Gross Punting Average

This is the average distance of all punts, regardless of return. A higher average indicates a punter can kick the ball farther.

# Calculate Gross Punting Average per punter
gross_punting_average_per_punter <- punt_plays %>%
  group_by(kickerId) %>%
  summarise(GrossPuntingAverage = mean(kickLength, na.rm = TRUE))

Fair Catches

This measures how often the punter forces the returner to catch the ball without it rolling. More fair catches can indicate better accuracy and placement.

# Calculate the number of fair catches per punter
fair_catches_per_punter <- punt_plays %>%
  filter(specialTeamsResult == "Fair Catch") %>%
  group_by(kickerId) %>%
  summarise(FairCatches = n())

Punt Blocks

This indicates how often the punter’s kicks are blocked. Fewer blocks are better.

# Calculate the number of punt blocks per punter
punt_blocks_per_punter <- punt_plays %>%
  filter(specialTeamsResult == "Blocked Punt") %>%
  group_by(kickerId) %>%
  summarise(PuntBlocks = n())

Touchbacks

This is the number of times the ball is kicked into the end zone on a punt. Fewer touchbacks are generally better, as they give the opposing team better field position.

# Calculate the number of touchbacks per punter
touchbacks_per_punter <- punt_plays %>%
  filter(specialTeamsResult == "Touchback") %>%
  group_by(kickerId) %>%
  summarise(Touchbacks = n())

Weighted Scale

Next we need to take these individual statistics and assign weight to them as some are more impactful than others. Here is the scale that is used:

• Gross Punting Average: 15%
• Net Punting Average: 25%
• Punts inside the 20: 20%
• Punt Return Yards Allowed: 20%
• Punts Blocked: 10%
• Touchbacks: -5%
• Fair Catches: 15%

# Combine all metrics into one data frame
punters <- net_punting_average_per_punter %>%
  merge(punts_inside_20_per_punter, by = "kickerId") %>%
  merge(return_yards_per_punter, by = "kickerId") %>%
  merge(gross_punting_average_per_punter, by = "kickerId") %>%
  merge(fair_catches_per_punter, by = "kickerId") %>%
  merge(punt_blocks_per_punter, by = "kickerId") %>%
  merge(touchbacks_per_punter, by = "kickerId")

# Normalize the data
normalize <- function(x) {
  (x - min(x, na.rm = TRUE)) / (max(x, na.rm = TRUE) - min(x, na.rm = TRUE))
}

normalized_punters <- as.data.frame(lapply(punters[, -1], normalize))

# Weights
weights <- c(
  NetPuntingAverage = 0.25,
  PuntsInside20 = 0.20,
  TotalReturnYards = 0.20,
  GrossPuntingAverage = 0.15,
  FairCatches = 0.15,
  PuntBlocks = 0.10,
  Touchbacks = -0.05
)

# Calculate composite score
composite_score <- as.vector(as.matrix(normalized_punters) %*% weights)

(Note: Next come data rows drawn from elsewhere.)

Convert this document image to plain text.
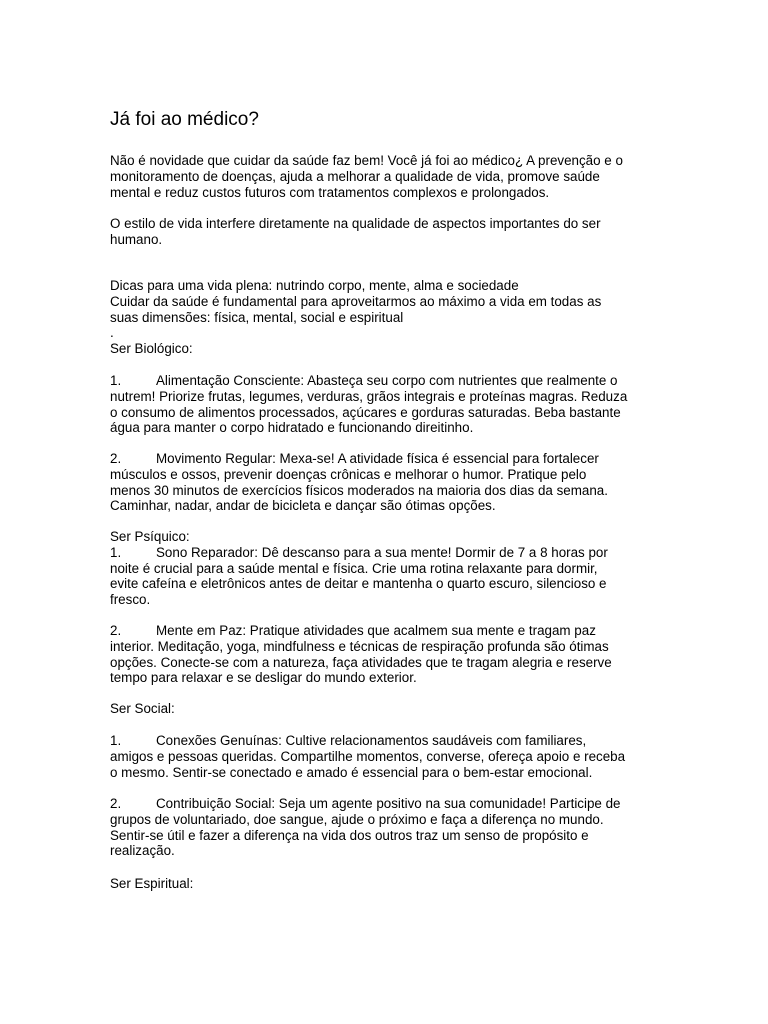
Já foi ao médico?
Não é novidade que cuidar da saúde faz bem! Você já foi ao médico¿ A prevenção e o
monitoramento de doenças, ajuda a melhorar a qualidade de vida, promove saúde
mental e reduz custos futuros com tratamentos complexos e prolongados.
O estilo de vida interfere diretamente na qualidade de aspectos importantes do ser
humano.
Dicas para uma vida plena: nutrindo corpo, mente, alma e sociedade
Cuidar da saúde é fundamental para aproveitarmos ao máximo a vida em todas as
suas dimensões: física, mental, social e espiritual
.
Ser Biológico:
1.	Alimentação Consciente: Abasteça seu corpo com nutrientes que realmente o
nutrem! Priorize frutas, legumes, verduras, grãos integrais e proteínas magras. Reduza
o consumo de alimentos processados, açúcares e gorduras saturadas. Beba bastante
água para manter o corpo hidratado e funcionando direitinho.
2.	Movimento Regular: Mexa-se! A atividade física é essencial para fortalecer
músculos e ossos, prevenir doenças crônicas e melhorar o humor. Pratique pelo
menos 30 minutos de exercícios físicos moderados na maioria dos dias da semana.
Caminhar, nadar, andar de bicicleta e dançar são ótimas opções.
Ser Psíquico:
1.	Sono Reparador: Dê descanso para a sua mente! Dormir de 7 a 8 horas por
noite é crucial para a saúde mental e física. Crie uma rotina relaxante para dormir,
evite cafeína e eletrônicos antes de deitar e mantenha o quarto escuro, silencioso e
fresco.
2.	Mente em Paz: Pratique atividades que acalmem sua mente e tragam paz
interior. Meditação, yoga, mindfulness e técnicas de respiração profunda são ótimas
opções. Conecte-se com a natureza, faça atividades que te tragam alegria e reserve
tempo para relaxar e se desligar do mundo exterior.
Ser Social:
1.	Conexões Genuínas: Cultive relacionamentos saudáveis com familiares,
amigos e pessoas queridas. Compartilhe momentos, converse, ofereça apoio e receba
o mesmo. Sentir-se conectado e amado é essencial para o bem-estar emocional.
2.	Contribuição Social: Seja um agente positivo na sua comunidade! Participe de
grupos de voluntariado, doe sangue, ajude o próximo e faça a diferença no mundo.
Sentir-se útil e fazer a diferença na vida dos outros traz um senso de propósito e
realização.
Ser Espiritual:
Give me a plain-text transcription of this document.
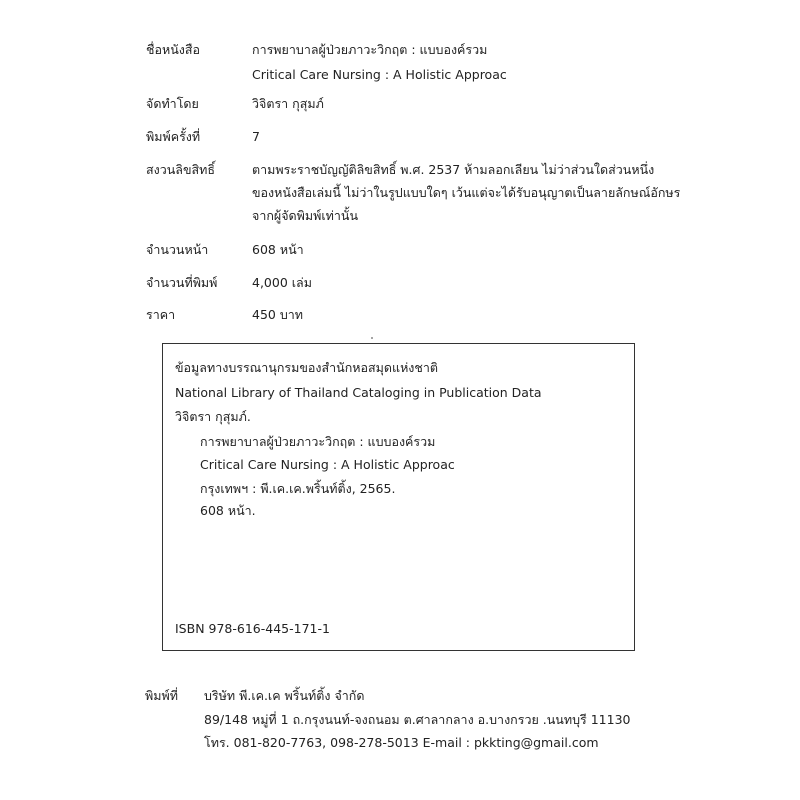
ชื่อหนังสือ	การพยาบาลผู้ป่วยภาวะวิกฤต : แบบองค์รวม
Critical Care Nursing : A Holistic Approac
จัดทำโดย	วิจิตรา กุสุมภ์
พิมพ์ครั้งที่	7
สงวนลิขสิทธิ์	ตามพระราชบัญญัติลิขสิทธิ์ พ.ศ. 2537 ห้ามลอกเลียน ไม่ว่าส่วนใดส่วนหนึ่ง
ของหนังสือเล่มนี้ ไม่ว่าในรูปแบบใดๆ เว้นแต่จะได้รับอนุญาตเป็นลายลักษณ์อักษร
จากผู้จัดพิมพ์เท่านั้น
จำนวนหน้า	608 หน้า
จำนวนที่พิมพ์	4,000 เล่ม
ราคา	450 บาท
ข้อมูลทางบรรณานุกรมของสำนักหอสมุดแห่งชาติ
National Library of Thailand Cataloging in Publication Data
วิจิตรา กุสุมภ์.
การพยาบาลผู้ป่วยภาวะวิกฤต : แบบองค์รวม
Critical Care Nursing : A Holistic Approac
กรุงเทพฯ : พี.เค.เค.พริ้นท์ติ้ง, 2565.
608 หน้า.
ISBN 978-616-445-171-1
พิมพ์ที่ บริษัท พี.เค.เค พริ้นท์ติ้ง จำกัด
89/148 หมู่ที่ 1 ถ.กรุงนนท์-จงถนอม ต.ศาลากลาง อ.บางกรวย .นนทบุรี 11130
โทร. 081-820-7763, 098-278-5013 E-mail : pkkting@gmail.com
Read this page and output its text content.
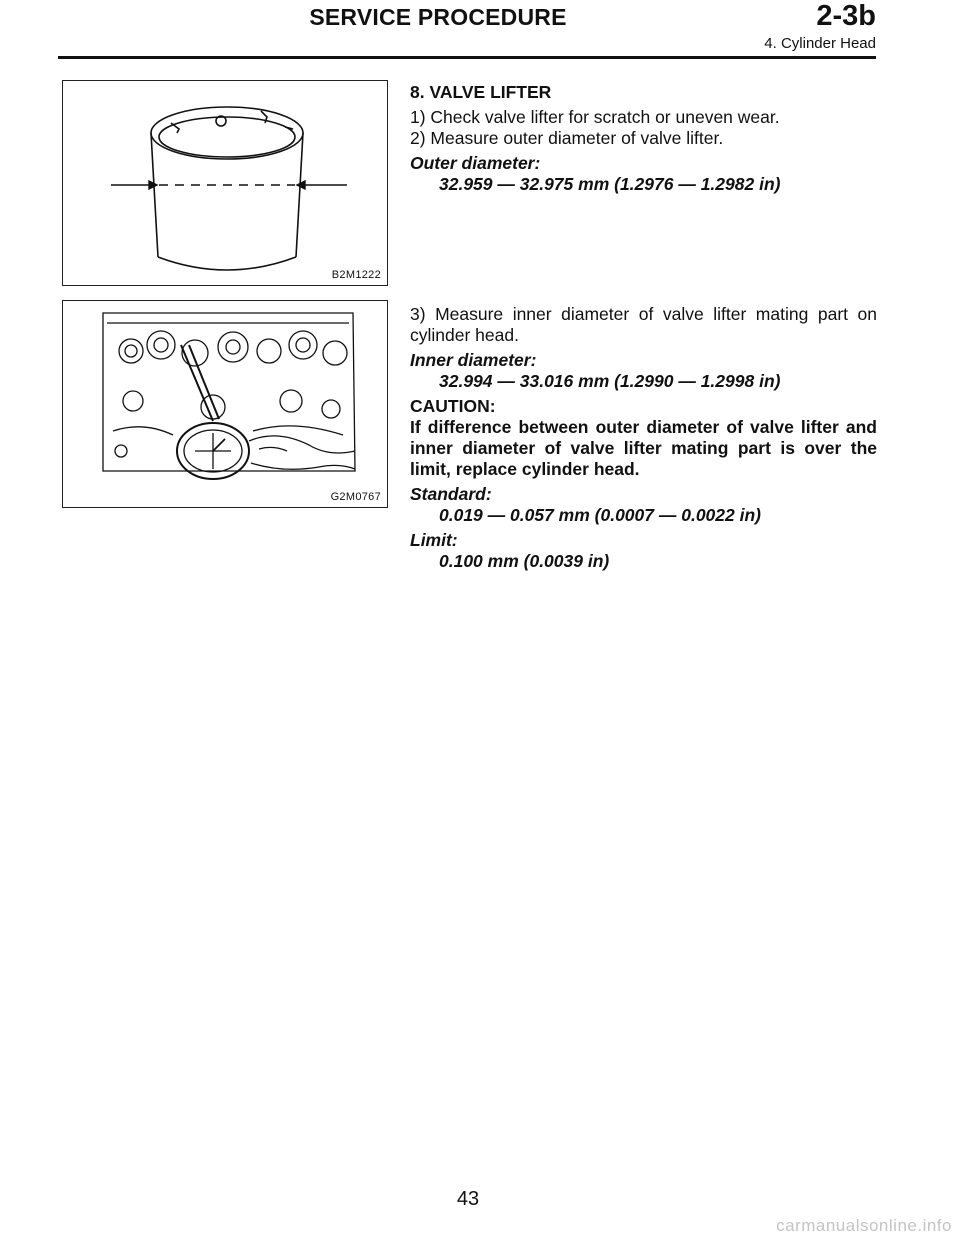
SERVICE PROCEDURE	2-3b
4. Cylinder Head
B2M1222
G2M0767

8. VALVE LIFTER

1) Check valve lifter for scratch or uneven wear.

2) Measure outer diameter of valve lifter.

Outer diameter:

32.959 — 32.975 mm (1.2976 — 1.2982 in)

3) Measure inner diameter of valve lifter mating part on cylinder head.

Inner diameter:

32.994 — 33.016 mm (1.2990 — 1.2998 in)

CAUTION:

If difference between outer diameter of valve lifter and inner diameter of valve lifter mating part is over the limit, replace cylinder head.

Standard:

0.019 — 0.057 mm (0.0007 — 0.0022 in)

Limit:

0.100 mm (0.0039 in)

43
carmanualsonline.info
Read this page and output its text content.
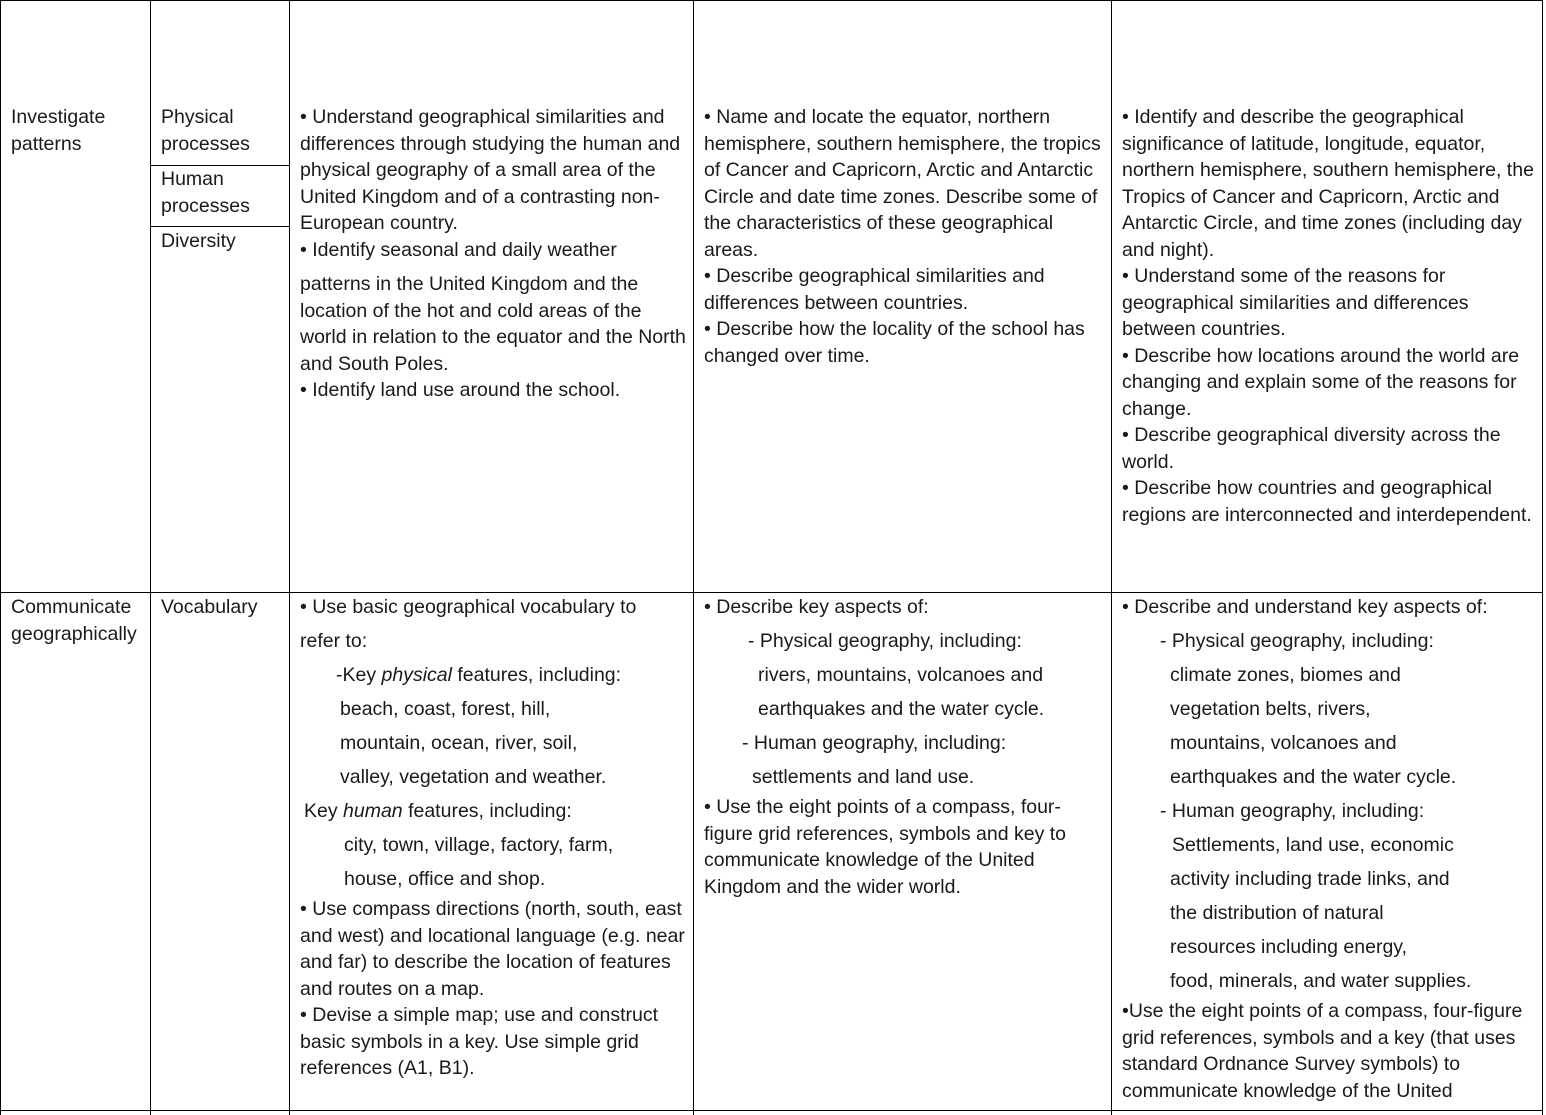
Investigate patterns

Physical processes

Human processes

Diversity

• Understand geographical similarities and differences through studying the human and physical geography of a small area of the United Kingdom and of a contrasting non-European country.

• Identify seasonal and daily weather

patterns in the United Kingdom and the location of the hot and cold areas of the world in relation to the equator and the North and South Poles.

• Identify land use around the school.

• Name and locate the equator, northern hemisphere, southern hemisphere, the tropics of Cancer and Capricorn, Arctic and Antarctic Circle and date time zones. Describe some of the characteristics of these geographical areas.

• Describe geographical similarities and differences between countries.

• Describe how the locality of the school has changed over time.

• Identify and describe the geographical significance of latitude, longitude, equator, northern hemisphere, southern hemisphere, the Tropics of Cancer and Capricorn, Arctic and Antarctic Circle, and time zones (including day and night).

• Understand some of the reasons for geographical similarities and differences between countries.

• Describe how locations around the world are changing and explain some of the reasons for change.

• Describe geographical diversity across the world.

• Describe how countries and geographical regions are interconnected and interdependent.

Communicate geographically

Vocabulary	• Use basic geographical vocabulary to

refer to:

-Key physical features, including:

beach, coast, forest, hill,

mountain, ocean, river, soil,

valley, vegetation and weather.

Key human features, including:

city, town, village, factory, farm,

house, office and shop.

• Use compass directions (north, south, east and west) and locational language (e.g. near and far) to describe the location of features and routes on a map.

• Devise a simple map; use and construct basic symbols in a key. Use simple grid references (A1, B1).

• Describe key aspects of:

- Physical geography, including:

rivers, mountains, volcanoes and

earthquakes and the water cycle.

- Human geography, including:

settlements and land use.

• Use the eight points of a compass, four-figure grid references, symbols and key to communicate knowledge of the United Kingdom and the wider world.

• Describe and understand key aspects of:

- Physical geography, including:

climate zones, biomes and

vegetation belts, rivers,

mountains, volcanoes and

earthquakes and the water cycle.

- Human geography, including:

Settlements, land use, economic

activity including trade links, and

the distribution of natural

resources including energy,

food, minerals, and water supplies.

•Use the eight points of a compass, four-figure grid references, symbols and a key (that uses standard Ordnance Survey symbols) to communicate knowledge of the United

# Add composite score to the data frame
punters$composite_score <- composite_score

# Order by composite score
punters <- punters[order(-punters$composite_score), ]

# Join with player names
punters_with_names <- punters %>%
  left_join(players %>% select(nflId, displayName), by = c("kickerId" = "nflId"))

# Display only the relevant columns
selected_columns <- punters_with_names[c("displayName", "composite_score")]

Data Visualization

With our data categorize, normalized and weighted we can now graph to see who the best punter is.

source('https://raw.githubusercontent.com/mlfurman3/gg_field/main/gg_field.R')

# bar chart
library(ggplot2)

# Basic bar chart
ggplot(punters_with_names, aes(x = displayName, y = composite_score)) + 
  geom_bar(stat = "identity") +
  labs(title = "Best Punter",
       x = "Punter",
       y = "Composite Score") +
  theme(axis.text.x = element_text(angle = 90, hjust = 1))

Conclusion

In conclusion, this project has successfully explored and implemented advanced data analysis techniques within the R environment. By leveraging powerful libraries such as ggplot2 and dplyr, we have been able to visualize complex datasets and derive meaningful insights that are both informative and actionable. The integration of R Markdown has facilitated a seamless documentation process, ensuring that our analysis is both reproducible and easily interpretable.